En application de l'article 1134 du code civil, les conventions légalement formées tiennent lieu de loi à ceux qui les ont faites. Elles ne peuvent être révoquées que de leur consentement mutuel ou pour les causes que la loi autorise. Elles doivent être exécutées de bonne foi.

En application de l'article 1184 du code civil, l'interdépendance des obligations réciproques résultant d'un contrat synallagmatique permet à chaque partie de refuser d'exécuter son obligation tant qu'elle n'a pas reçu la prestation qu'il lui est due. Mais pour revendiquer l'exception d'inexécution pour s'opposer à l'exécution de sa propre obligation, il est nécessaire de démontrer que l'inexécution fautive est d'une gravité suffisante.

En l'espèce, la société LR Health & Beauty Systems fait grief aux premiers juges d'avoir retenu que la résolution du contrat la liant à la société Forward Looking était intervenue le 14 janvier 2018 à ses torts, alors qu'elle a procédé à la suspension du compte partenaire de cette dernière de manière préventive en réponse à ses agissements fautifs. Elle estime ainsi que c'est la société Forward Looking qui a résilié fautivement le contrat de leader d'organisation, de sorte qu'à l'exception du bonus de l'année 2017, les sommes réclamées ne sont pas dues. Elle reproche en substance à la société Forward Looking d'avoir incité ses partenaires à rejoindre un réseau concurrent, d'avoir elle-même rejoint ce réseau concurrent le 7 janvier 2018 et d'avoir ensuite déstabilisé le réseau LR Health & Beauty Systems en dépit de l'engagement de non démarchage post-contractuel.

La société Forward Looking et sa gérante Mme [D] contestent ces fautes, et poursuivent la confirmation du jugement s'agissant de la résiliation du contrat au torts de la société LR Health & Beauty Systems, faisant valoir à son encontre des insuffisances dans l'exécution des obligations contractuelles au cours des dernières années, la divulgation d'informations confidentielles concernant Mme [D] en cours d'exécution du contrat, et enfin le blocage de son compte partenaire le 14 janvier 2018 sans avertissement préalable.

Il convient cependant d'écarter l'argumentation des intimées relative aux carences alléguées de la société LR Health & Beauty Systems au cours des années précédentes.
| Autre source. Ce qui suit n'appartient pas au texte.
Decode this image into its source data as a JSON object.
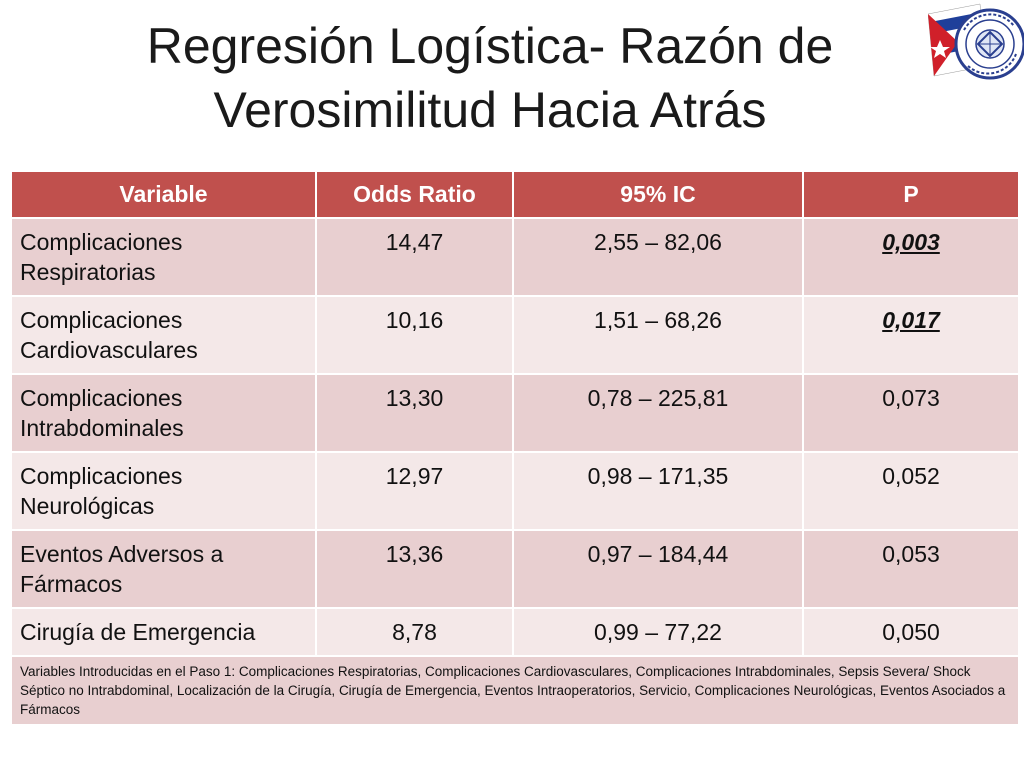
{
  "slide": {
    "title_line1": "Regresión Logística- Razón de",
    "title_line2": "Verosimilitud Hacia Atrás"
  },
  "table": {
    "headers": [
      "Variable",
      "Odds Ratio",
      "95% IC",
      "P"
    ],
    "rows": [
      {
        "variable_line1": "Complicaciones",
        "variable_line2": "Respiratorias",
        "odds_ratio": "14,47",
        "ic": "2,55 – 82,06",
        "p": "0,003",
        "significant": true
      },
      {
        "variable_line1": "Complicaciones",
        "variable_line2": "Cardiovasculares",
        "odds_ratio": "10,16",
        "ic": "1,51 – 68,26",
        "p": "0,017",
        "significant": true
      },
      {
        "variable_line1": "Complicaciones",
        "variable_line2": "Intrabdominales",
        "odds_ratio": "13,30",
        "ic": "0,78 – 225,81",
        "p": "0,073",
        "significant": false
      },
      {
        "variable_line1": "Complicaciones",
        "variable_line2": "Neurológicas",
        "odds_ratio": "12,97",
        "ic": "0,98 – 171,35",
        "p": "0,052",
        "significant": false
      },
      {
        "variable_line1": "Eventos Adversos a",
        "variable_line2": "Fármacos",
        "odds_ratio": "13,36",
        "ic": "0,97 – 184,44",
        "p": "0,053",
        "significant": false
      },
      {
        "variable_line1": "Cirugía de Emergencia",
        "variable_line2": "",
        "odds_ratio": "8,78",
        "ic": "0,99 – 77,22",
        "p": "0,050",
        "significant": false
      }
    ],
    "footnote": "Variables Introducidas en el Paso 1: Complicaciones Respiratorias, Complicaciones Cardiovasculares, Complicaciones Intrabdominales, Sepsis Severa/ Shock Séptico no Intrabdominal, Localización de la Cirugía, Cirugía de Emergencia, Eventos Intraoperatorios, Servicio, Complicaciones Neurológicas, Eventos Asociados a Fármacos"
  },
  "logo": {
    "icon": "institute-seal-icon",
    "colors": {
      "flag_blue": "#1f3f9a",
      "flag_red": "#d0202a",
      "seal_ring": "#2a3f8f"
    }
  }
}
La société Forward Looking et Mme [D] lui reprochent ainsi l'absence de réponse à la suite de détournement de partenaires ou à la demande d'arrêt de la pratique «'des points doublés,'» d'avoir facturé des formations auparavant gratuites, d'avoir annoncé de manière erronée l'arrivée de nouveaux produits, d'avoir annulé une convention et de ne s'être livrée à aucune analyse relative à la chute d'activité constatée, mais s'abstiennent de rattacher ces éléments à une obligation contractuelle de la société LR Health & Beauty Systems et ne versent en tout état de cause aucune pièce venant corroborer ces affirmations.

L'existence d'une faute tenant à la divulgation d'informations confidentielles ayant trait à l'activité de la société Forward Looking en cours d'exécution du contrat n'apparaît pas plus caractérisée. Cette assertion se fonde en effet uniquement sur le témoignage de Mme [U], dont l'attestation est produite en pièce 9 par les intimées, au terme duquel l'un des dirigeants de la société LR Health & Beauty Systems aurait fait part à cette dernière au téléphone d'une baisse du chiffre d'affaires de 25% de Mme [D]. Cette seule attestation isolée apparaît toutefois insuffisamment probante pour considérer comme avérée une telle faute.
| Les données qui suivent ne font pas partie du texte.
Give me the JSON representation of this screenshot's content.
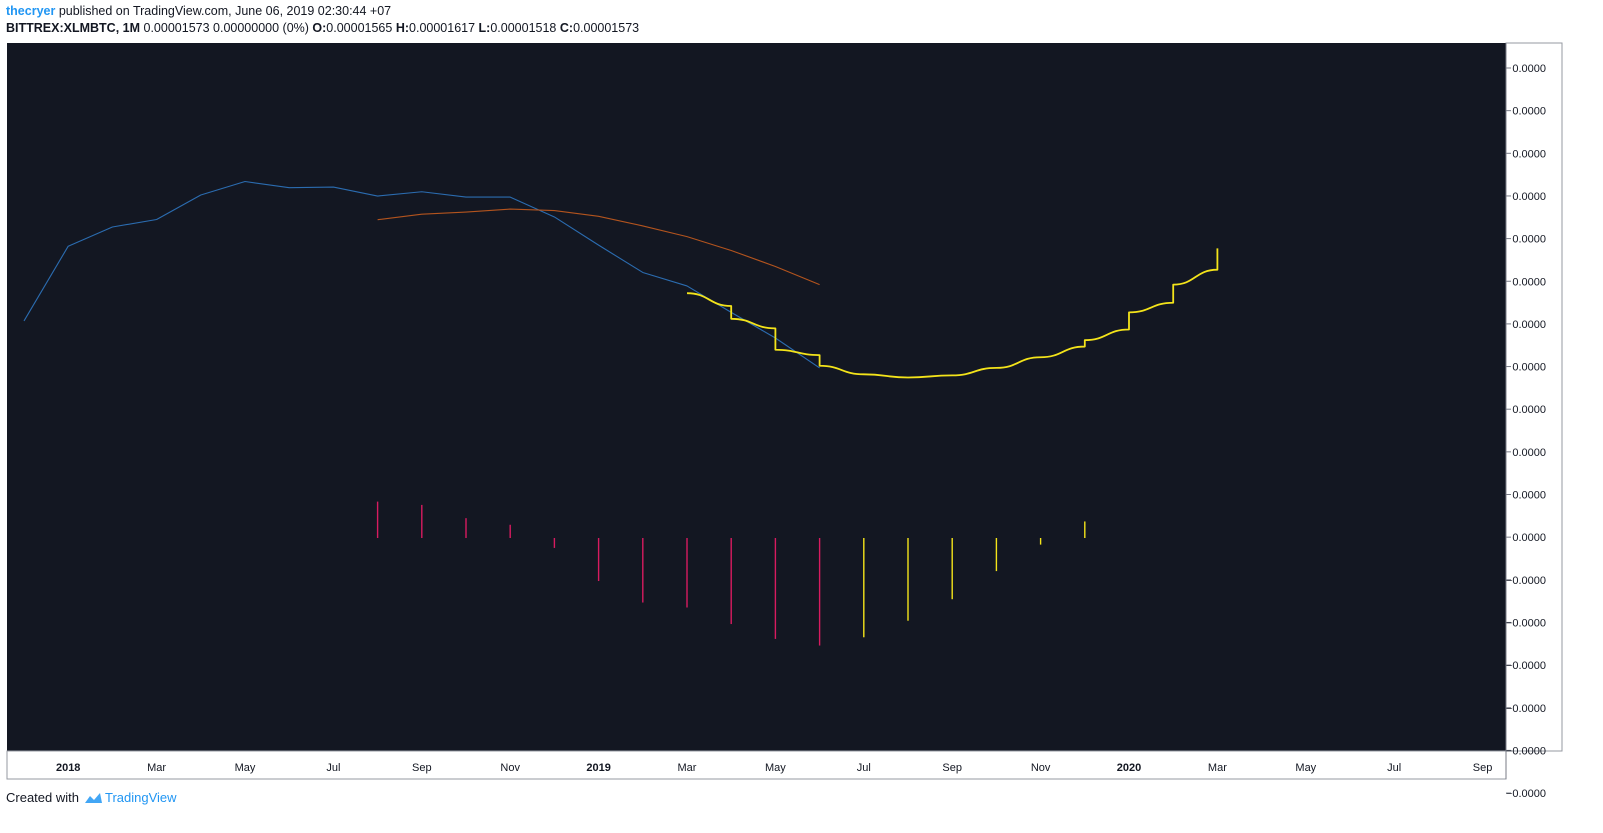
{
  "header": {
    "user": "thecryer",
    "published": " published on TradingView.com, June 06, 2019 02:30:44 +07",
    "symbol": "BITTREX:XLMBTC, 1M",
    "quote": " 0.00001573 0.00000000 (0%) ",
    "o_label": "O:",
    "o_value": "0.00001565 ",
    "h_label": "H:",
    "h_value": "0.00001617 ",
    "l_label": "L:",
    "l_value": "0.00001518 ",
    "c_label": "C:",
    "c_value": "0.00001573"
  },
  "footer": {
    "created_with": "Created with",
    "brand": "TradingView"
  },
  "colors": {
    "background": "#131722",
    "axis_text": "#b2b5be",
    "series_blue": "#2b6cb0",
    "series_orange": "#b3541e",
    "series_yellow": "#f4e41a",
    "hist_red": "#d81b60",
    "hist_yellow": "#f4e41a"
  },
  "chart_data": {
    "type": "line",
    "x_tick_labels": [
      "2018",
      "Mar",
      "May",
      "Jul",
      "Sep",
      "Nov",
      "2019",
      "Mar",
      "May",
      "Jul",
      "Sep",
      "Nov",
      "2020",
      "Mar",
      "May",
      "Jul",
      "Sep"
    ],
    "x_tick_bold": [
      true,
      false,
      false,
      false,
      false,
      false,
      true,
      false,
      false,
      false,
      false,
      false,
      true,
      false,
      false,
      false,
      false
    ],
    "y_tick_labels": [
      "0.0000",
      "0.0000",
      "0.0000",
      "0.0000",
      "0.0000",
      "0.0000",
      "0.0000",
      "0.0000",
      "0.0000",
      "0.0000",
      "0.0000",
      "0.0000",
      "−0.0000",
      "−0.0000",
      "−0.0000",
      "−0.0000",
      "−0.0000",
      "−0.0000"
    ],
    "x_months": [
      "2017-12",
      "2018-01",
      "2018-02",
      "2018-03",
      "2018-04",
      "2018-05",
      "2018-06",
      "2018-07",
      "2018-08",
      "2018-09",
      "2018-10",
      "2018-11",
      "2018-12",
      "2019-01",
      "2019-02",
      "2019-03",
      "2019-04",
      "2019-05",
      "2019-06",
      "2019-07",
      "2019-08",
      "2019-09",
      "2019-10",
      "2019-11",
      "2019-12",
      "2020-01",
      "2020-02",
      "2020-03"
    ],
    "ylim": [
      -6.0,
      16.0
    ],
    "series": [
      {
        "color_key": "series_blue",
        "points": [
          [
            "2017-12",
            8.2
          ],
          [
            "2018-01",
            11.7
          ],
          [
            "2018-02",
            12.6
          ],
          [
            "2018-03",
            12.95
          ],
          [
            "2018-04",
            14.1
          ],
          [
            "2018-05",
            14.73
          ],
          [
            "2018-06",
            14.44
          ],
          [
            "2018-07",
            14.47
          ],
          [
            "2018-08",
            14.05
          ],
          [
            "2018-09",
            14.25
          ],
          [
            "2018-10",
            14.0
          ],
          [
            "2018-11",
            14.0
          ],
          [
            "2018-12",
            13.07
          ],
          [
            "2019-01",
            11.75
          ],
          [
            "2019-02",
            10.47
          ],
          [
            "2019-03",
            9.84
          ],
          [
            "2019-04",
            8.6
          ],
          [
            "2019-05",
            7.4
          ],
          [
            "2019-06",
            6.0
          ]
        ]
      },
      {
        "color_key": "series_orange",
        "points": [
          [
            "2018-08",
            12.94
          ],
          [
            "2018-09",
            13.2
          ],
          [
            "2018-10",
            13.3
          ],
          [
            "2018-11",
            13.44
          ],
          [
            "2018-12",
            13.37
          ],
          [
            "2019-01",
            13.1
          ],
          [
            "2019-02",
            12.65
          ],
          [
            "2019-03",
            12.15
          ],
          [
            "2019-04",
            11.5
          ],
          [
            "2019-05",
            10.75
          ],
          [
            "2019-06",
            9.9
          ]
        ]
      },
      {
        "color_key": "series_yellow",
        "points": [
          [
            "2019-03",
            9.5
          ],
          [
            "2019-04",
            8.9
          ],
          [
            "2019-04",
            8.3
          ],
          [
            "2019-05",
            7.85
          ],
          [
            "2019-05",
            6.85
          ],
          [
            "2019-06",
            6.6
          ],
          [
            "2019-06",
            6.1
          ],
          [
            "2019-07",
            5.7
          ],
          [
            "2019-08",
            5.55
          ],
          [
            "2019-09",
            5.65
          ],
          [
            "2019-10",
            6.0
          ],
          [
            "2019-11",
            6.5
          ],
          [
            "2019-12",
            7.0
          ],
          [
            "2019-12",
            7.3
          ],
          [
            "2020-01",
            7.8
          ],
          [
            "2020-01",
            8.6
          ],
          [
            "2020-02",
            9.05
          ],
          [
            "2020-02",
            9.9
          ],
          [
            "2020-03",
            10.6
          ],
          [
            "2020-03",
            11.6
          ]
        ]
      }
    ],
    "histogram": {
      "from": "2018-08",
      "values": [
        1.1,
        1.0,
        0.6,
        0.4,
        -0.3,
        -1.3,
        -1.95,
        -2.1,
        -2.6,
        -3.05,
        -3.25,
        -3.0,
        -2.5,
        -1.85,
        -1.0,
        -0.2,
        0.5
      ],
      "colors": [
        "hist_red",
        "hist_red",
        "hist_red",
        "hist_red",
        "hist_red",
        "hist_red",
        "hist_red",
        "hist_red",
        "hist_red",
        "hist_red",
        "hist_red",
        "hist_yellow",
        "hist_yellow",
        "hist_yellow",
        "hist_yellow",
        "hist_yellow",
        "hist_yellow"
      ]
    }
  }
}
La société Forward Looking et Mme [D] invoquent enfin le blocage de leur compte partenaire sans avertissement préalable, pour imputer la responsabilité de la résiliation du contrat à la société LR Health & Beauty Systems.
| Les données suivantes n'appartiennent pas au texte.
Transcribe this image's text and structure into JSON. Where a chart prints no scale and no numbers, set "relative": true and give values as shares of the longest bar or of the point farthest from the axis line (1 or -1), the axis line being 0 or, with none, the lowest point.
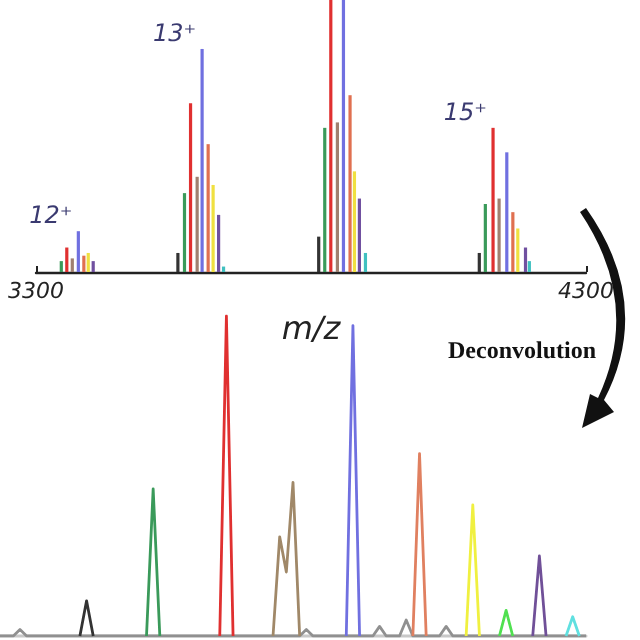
{
  "chart_data": [
    {
      "type": "bar",
      "relative": true,
      "xlabel": "m/z",
      "xlim": [
        3300,
        4300
      ],
      "xticks": [
        3300,
        4300
      ],
      "tick_labels": "x",
      "annotations": [
        {
          "text": "12⁺",
          "x": 3377,
          "y": 0.15
        },
        {
          "text": "13⁺",
          "x": 3602,
          "y": 0.82
        },
        {
          "text": "15⁺",
          "x": 4131,
          "y": 0.53
        },
        "Deconvolution"
      ],
      "series": [
        {
          "color": "#333333",
          "x": [
            3558,
            3814,
            4106
          ],
          "values": [
            0.07,
            0.13,
            0.07
          ]
        },
        {
          "color": "#3a9a5a",
          "x": [
            3346,
            3570,
            3825,
            4117
          ],
          "values": [
            0.04,
            0.29,
            0.53,
            0.25
          ]
        },
        {
          "color": "#e03030",
          "x": [
            3356,
            3581,
            3836,
            4131
          ],
          "values": [
            0.09,
            0.62,
            1,
            0.53
          ]
        },
        {
          "color": "#a08070",
          "x": [
            3366,
            3593,
            3848,
            4142
          ],
          "values": [
            0.05,
            0.35,
            0.55,
            0.27
          ]
        },
        {
          "color": "#7070e0",
          "x": [
            3377,
            3602,
            3859,
            4156
          ],
          "values": [
            0.15,
            0.82,
            1,
            0.44
          ]
        },
        {
          "color": "#e07050",
          "x": [
            3387,
            3613,
            3871,
            4167
          ],
          "values": [
            0.06,
            0.47,
            0.65,
            0.22
          ]
        },
        {
          "color": "#f0e040",
          "x": [
            3395,
            3622,
            3879,
            4176
          ],
          "values": [
            0.07,
            0.32,
            0.37,
            0.16
          ]
        },
        {
          "color": "#7050a0",
          "x": [
            3404,
            3632,
            3888,
            4190
          ],
          "values": [
            0.04,
            0.21,
            0.27,
            0.09
          ]
        },
        {
          "color": "#40c0c0",
          "x": [
            3641,
            3899,
            4197
          ],
          "values": [
            0.02,
            0.07,
            0.04
          ]
        }
      ]
    },
    {
      "type": "line",
      "relative": true,
      "tick_labels": false,
      "categories": [
        null,
        null,
        null,
        null,
        null,
        null,
        null,
        null,
        null,
        null,
        null,
        null,
        null,
        null,
        null,
        null,
        null,
        null,
        null,
        null,
        null,
        null,
        null,
        null,
        null,
        null,
        null,
        null,
        null,
        null,
        null,
        null,
        null,
        null,
        null,
        null,
        null,
        null,
        null,
        null,
        null,
        null,
        null,
        null,
        null,
        null,
        null,
        null,
        null,
        null,
        null,
        null,
        null,
        null,
        null,
        null,
        null,
        null,
        null,
        null,
        null,
        null,
        null,
        null,
        null,
        null,
        null,
        null,
        null,
        null,
        null,
        null,
        null,
        null,
        null,
        null,
        null,
        null,
        null,
        null,
        null,
        null,
        null,
        null,
        null,
        null,
        null,
        null,
        null
      ],
      "series": [
        {
          "color": "#909090",
          "values": [
            0,
            0,
            0,
            0.02,
            0,
            0,
            0,
            0,
            0,
            0,
            0,
            0,
            0,
            0,
            0,
            0,
            0,
            0,
            0,
            0,
            0,
            0,
            0,
            0,
            0,
            0,
            0,
            0,
            0,
            0,
            0,
            0,
            0,
            0,
            0,
            0,
            0,
            0,
            0,
            0,
            0,
            0,
            0,
            0,
            0,
            0,
            0.02,
            0,
            0,
            0,
            0,
            0,
            0,
            0,
            0,
            0,
            0,
            0.03,
            0,
            0,
            0,
            0.05,
            0,
            0,
            0,
            0,
            0,
            0.03,
            0,
            0,
            0,
            0,
            0,
            0,
            0,
            0,
            0,
            0,
            0,
            0,
            0,
            0,
            0,
            0,
            0,
            0,
            0,
            0,
            0
          ]
        },
        {
          "color": "#333333",
          "values": [
            null,
            null,
            null,
            null,
            null,
            null,
            null,
            null,
            null,
            null,
            null,
            null,
            0,
            0.11,
            0,
            null,
            null,
            null,
            null,
            null,
            null,
            null,
            null,
            null,
            null,
            null,
            null,
            null,
            null,
            null,
            null,
            null,
            null,
            null,
            null,
            null,
            null,
            null,
            null,
            null,
            null,
            null,
            null,
            null,
            null,
            null,
            null,
            null,
            null,
            null,
            null,
            null,
            null,
            null,
            null,
            null,
            null,
            null,
            null,
            null,
            null,
            null,
            null,
            null,
            null,
            null,
            null,
            null,
            null,
            null,
            null,
            null,
            null,
            null,
            null,
            null,
            null,
            null,
            null,
            null,
            null,
            null,
            null,
            null,
            null,
            null,
            null,
            null,
            null
          ]
        },
        {
          "color": "#3a9a5a",
          "values": [
            null,
            null,
            null,
            null,
            null,
            null,
            null,
            null,
            null,
            null,
            null,
            null,
            null,
            null,
            null,
            null,
            null,
            null,
            null,
            null,
            null,
            null,
            0,
            0.46,
            0,
            null,
            null,
            null,
            null,
            null,
            null,
            null,
            null,
            null,
            null,
            null,
            null,
            null,
            null,
            null,
            null,
            null,
            null,
            null,
            null,
            null,
            null,
            null,
            null,
            null,
            null,
            null,
            null,
            null,
            null,
            null,
            null,
            null,
            null,
            null,
            null,
            null,
            null,
            null,
            null,
            null,
            null,
            null,
            null,
            null,
            null,
            null,
            null,
            null,
            null,
            null,
            null,
            null,
            null,
            null,
            null,
            null,
            null,
            null,
            null,
            null,
            null,
            null,
            null
          ]
        },
        {
          "color": "#e03030",
          "values": [
            null,
            null,
            null,
            null,
            null,
            null,
            null,
            null,
            null,
            null,
            null,
            null,
            null,
            null,
            null,
            null,
            null,
            null,
            null,
            null,
            null,
            null,
            null,
            null,
            null,
            null,
            null,
            null,
            null,
            null,
            null,
            null,
            null,
            0,
            1,
            0,
            null,
            null,
            null,
            null,
            null,
            null,
            null,
            null,
            null,
            null,
            null,
            null,
            null,
            null,
            null,
            null,
            null,
            null,
            null,
            null,
            null,
            null,
            null,
            null,
            null,
            null,
            null,
            null,
            null,
            null,
            null,
            null,
            null,
            null,
            null,
            null,
            null,
            null,
            null,
            null,
            null,
            null,
            null,
            null,
            null,
            null,
            null,
            null,
            null,
            null,
            null,
            null,
            null
          ]
        },
        {
          "color": "#a08868",
          "values": [
            null,
            null,
            null,
            null,
            null,
            null,
            null,
            null,
            null,
            null,
            null,
            null,
            null,
            null,
            null,
            null,
            null,
            null,
            null,
            null,
            null,
            null,
            null,
            null,
            null,
            null,
            null,
            null,
            null,
            null,
            null,
            null,
            null,
            null,
            null,
            null,
            null,
            null,
            null,
            null,
            null,
            0,
            0.31,
            0.2,
            0.48,
            0,
            null,
            null,
            null,
            null,
            null,
            null,
            null,
            null,
            null,
            null,
            null,
            null,
            null,
            null,
            null,
            null,
            null,
            null,
            null,
            null,
            null,
            null,
            null,
            null,
            null,
            null,
            null,
            null,
            null,
            null,
            null,
            null,
            null,
            null,
            null,
            null,
            null,
            null,
            null,
            null,
            null,
            null,
            null
          ]
        },
        {
          "color": "#7070e0",
          "values": [
            null,
            null,
            null,
            null,
            null,
            null,
            null,
            null,
            null,
            null,
            null,
            null,
            null,
            null,
            null,
            null,
            null,
            null,
            null,
            null,
            null,
            null,
            null,
            null,
            null,
            null,
            null,
            null,
            null,
            null,
            null,
            null,
            null,
            null,
            null,
            null,
            null,
            null,
            null,
            null,
            null,
            null,
            null,
            null,
            null,
            null,
            null,
            null,
            null,
            null,
            null,
            null,
            0,
            0.97,
            0,
            null,
            null,
            null,
            null,
            null,
            null,
            null,
            null,
            null,
            null,
            null,
            null,
            null,
            null,
            null,
            null,
            null,
            null,
            null,
            null,
            null,
            null,
            null,
            null,
            null,
            null,
            null,
            null,
            null,
            null,
            null,
            null,
            null,
            null
          ]
        },
        {
          "color": "#e08060",
          "values": [
            null,
            null,
            null,
            null,
            null,
            null,
            null,
            null,
            null,
            null,
            null,
            null,
            null,
            null,
            null,
            null,
            null,
            null,
            null,
            null,
            null,
            null,
            null,
            null,
            null,
            null,
            null,
            null,
            null,
            null,
            null,
            null,
            null,
            null,
            null,
            null,
            null,
            null,
            null,
            null,
            null,
            null,
            null,
            null,
            null,
            null,
            null,
            null,
            null,
            null,
            null,
            null,
            null,
            null,
            null,
            null,
            null,
            null,
            null,
            null,
            null,
            null,
            0,
            0.57,
            0,
            null,
            null,
            null,
            null,
            null,
            null,
            null,
            null,
            null,
            null,
            null,
            null,
            null,
            null,
            null,
            null,
            null,
            null,
            null,
            null,
            null,
            null,
            null,
            null
          ]
        },
        {
          "color": "#f0f040",
          "values": [
            null,
            null,
            null,
            null,
            null,
            null,
            null,
            null,
            null,
            null,
            null,
            null,
            null,
            null,
            null,
            null,
            null,
            null,
            null,
            null,
            null,
            null,
            null,
            null,
            null,
            null,
            null,
            null,
            null,
            null,
            null,
            null,
            null,
            null,
            null,
            null,
            null,
            null,
            null,
            null,
            null,
            null,
            null,
            null,
            null,
            null,
            null,
            null,
            null,
            null,
            null,
            null,
            null,
            null,
            null,
            null,
            null,
            null,
            null,
            null,
            null,
            null,
            null,
            null,
            null,
            null,
            null,
            null,
            null,
            null,
            0,
            0.41,
            0,
            null,
            null,
            null,
            null,
            null,
            null,
            null,
            null,
            null,
            null,
            null,
            null,
            null,
            null,
            null,
            null
          ]
        },
        {
          "color": "#50e050",
          "values": [
            null,
            null,
            null,
            null,
            null,
            null,
            null,
            null,
            null,
            null,
            null,
            null,
            null,
            null,
            null,
            null,
            null,
            null,
            null,
            null,
            null,
            null,
            null,
            null,
            null,
            null,
            null,
            null,
            null,
            null,
            null,
            null,
            null,
            null,
            null,
            null,
            null,
            null,
            null,
            null,
            null,
            null,
            null,
            null,
            null,
            null,
            null,
            null,
            null,
            null,
            null,
            null,
            null,
            null,
            null,
            null,
            null,
            null,
            null,
            null,
            null,
            null,
            null,
            null,
            null,
            null,
            null,
            null,
            null,
            null,
            null,
            null,
            null,
            null,
            null,
            0,
            0.08,
            0,
            null,
            null,
            null,
            null,
            null,
            null,
            null,
            null,
            null,
            null,
            null
          ]
        },
        {
          "color": "#705098",
          "values": [
            null,
            null,
            null,
            null,
            null,
            null,
            null,
            null,
            null,
            null,
            null,
            null,
            null,
            null,
            null,
            null,
            null,
            null,
            null,
            null,
            null,
            null,
            null,
            null,
            null,
            null,
            null,
            null,
            null,
            null,
            null,
            null,
            null,
            null,
            null,
            null,
            null,
            null,
            null,
            null,
            null,
            null,
            null,
            null,
            null,
            null,
            null,
            null,
            null,
            null,
            null,
            null,
            null,
            null,
            null,
            null,
            null,
            null,
            null,
            null,
            null,
            null,
            null,
            null,
            null,
            null,
            null,
            null,
            null,
            null,
            null,
            null,
            null,
            null,
            null,
            null,
            null,
            null,
            null,
            null,
            0,
            0.25,
            0,
            null,
            null,
            null,
            null,
            null,
            null
          ]
        },
        {
          "color": "#60e0e0",
          "values": [
            null,
            null,
            null,
            null,
            null,
            null,
            null,
            null,
            null,
            null,
            null,
            null,
            null,
            null,
            null,
            null,
            null,
            null,
            null,
            null,
            null,
            null,
            null,
            null,
            null,
            null,
            null,
            null,
            null,
            null,
            null,
            null,
            null,
            null,
            null,
            null,
            null,
            null,
            null,
            null,
            null,
            null,
            null,
            null,
            null,
            null,
            null,
            null,
            null,
            null,
            null,
            null,
            null,
            null,
            null,
            null,
            null,
            null,
            null,
            null,
            null,
            null,
            null,
            null,
            null,
            null,
            null,
            null,
            null,
            null,
            null,
            null,
            null,
            null,
            null,
            null,
            null,
            null,
            null,
            null,
            null,
            null,
            null,
            null,
            null,
            0,
            0.06,
            0,
            null
          ]
        }
      ]
    }
  ]
}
Il est constant que la société LR Health & Beauty Systems a procédé au blocage de ce compte qui constitue un outil opérationnel de travail puisqu'il permet de commander des produits, de suivre et gérer les vendeurs partenaires du leader d'organisation. Par courrier du 19 janvier 2018, il a fait part de ce blocage, dont rien ne permet de considérer qu'il soit intervenu dès le 14 janvier, à Mme [D] dans les termes suivants :

«'Madame,

nous avons reçu des informations graves et selon lesquelles:

vous feriez la promotion des produits d'une société concurrente, en violation de vos engagements contractuels à l'égard de notre société;

vous inciteriez les partenaires du réseau LR à rejoindre cette société concurrente, agissant ce faisant de manière totalement déloyale à l'égard de notre société.

Vous ne pouvez l'ignorer, un tel comportement est strictement interdit par le contrat de VDI que vous avez signé avec notre société comme d'ailleurs par le guide du VDI [']

Dans l'attente de vos explications, que nous vous remercions de communiquer dans les plus brefs délais, nous avons pris la décision de bloquer votre compte partenaire [...]'».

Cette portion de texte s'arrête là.